The Federal Trade Commission recently approved what Social Intelligence does, saying that the company operates within the guidelines of the Fair Credit Reporting Act.
LaSorsa said he believes companies should stay away from social-media background checks, relying on more traditional approaches and on the ability of an interviewer to tell "if the person's half-baked or not."
"What is the benefit of looking at somebody's Facebook?" he said. "Are you trying to see if they're just a blabbing idiot? Do you really care on Saturday if they go out and get hammered? If they do their work on Monday, does it really matter to you? Is it worth the increased risk?"
Drucker said the solution for job seekers worried about their online activity being scrutinized is simple: "Don't post racist remarks. Don't post pictures of yourself doing drugs. Don't post pictures of yourself holding weapons or bombs. This stuff is not hard."

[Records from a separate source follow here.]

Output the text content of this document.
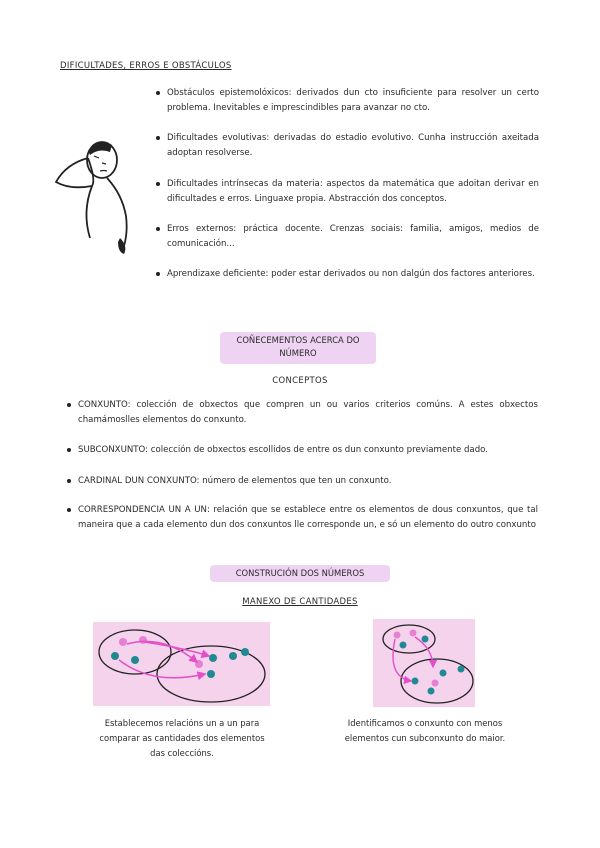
DIFICULTADES, ERROS E OBSTÁCULOS
Obstáculos epistemolóxicos: derivados dun cto insuficiente para resolver un certo problema. Inevitables e imprescindibles para avanzar no cto.
Dificultades evolutivas: derivadas do estadio evolutivo. Cunha instrucción axeitada adoptan resolverse.
Dificultades intrínsecas da materia: aspectos da matemática que adoitan derivar en dificultades e erros. Linguaxe propia. Abstracción dos conceptos.
Erros externos: práctica docente. Crenzas sociais: familia, amigos, medios de comunicación...
Aprendizaxe deficiente: poder estar derivados ou non dalgún dos factores anteriores.
COÑECEMENTOS ACERCA DO
NÚMERO
CONCEPTOS
CONXUNTO: colección de obxectos que compren un ou varios criterios comúns. A estes obxectos chamámoslles elementos do conxunto.
SUBCONXUNTO: colección de obxectos escollidos de entre os dun conxunto previamente dado.
CARDINAL DUN CONXUNTO: número de elementos que ten un conxunto.
CORRESPONDENCIA UN A UN: relación que se establece entre os elementos de dous conxuntos, que tal maneira que a cada elemento dun dos conxuntos lle corresponde un, e só un elemento do outro conxunto
CONSTRUCIÓN DOS NÚMEROS
MANEXO DE CANTIDADES
Establecemos relacións un a un para comparar as cantidades dos elementos das coleccións.
Identificamos o conxunto con menos elementos cun subconxunto do maior.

Q: As a Minnesota guy, I really look forward to my daily lunch of hot dish, lutefisk and deep-fried cheese curds. However, it seems several times a week someone schedules a webinar or insists a meeting be scheduled at 1 p.m. EST. You'd think our East Coast brethren would be more considerate about not scheduling everything over our lunch break. Is there some psychological advantage to being fat and happy while your audience is distracted by growling stomachs?
— Joel in St. Paul, Minn., via email
A: I imagine this is just another case of the East Coast feeling insecure because it doesn't have as many states that start with "M." But for further insight, I spoke with Susan Friedmann, author of "Meeting & Event Planning for Dummies."
"I get very frustrated because people just don't understand time zones," she said. "They think that whatever time zone they're in is the one that everybody's in. They don't know if they should be adding or subtracting an hour or two. I just don't think that people are cognizant enough about it."
She did add that the East Coast has long been viewed as the primary time zone, but that may be waning with the prevalence of webinars and teleconferenced bicoastal meetings.
"It's a big issue," she said. "All the different time zones need to be noted to make it work."
And Friedmann said it's important that you stand up for your right to peacefully consume lutefisk: "If a time doesn't work, you need to just say, 'Hey, sorry, that's my lunchtime. Can we do it later?'"
Q: Dear Rex: My colleague has ugly feet. And wears flip-flops. Can I hack her feet off with a machete?
—Seth in Montreal, via Twitter
A: Because you live in Canada, you are allowed to do that, as long as you apologize immediately post-hacking. And don't use a sharpened hockey stick. That would be too cliche.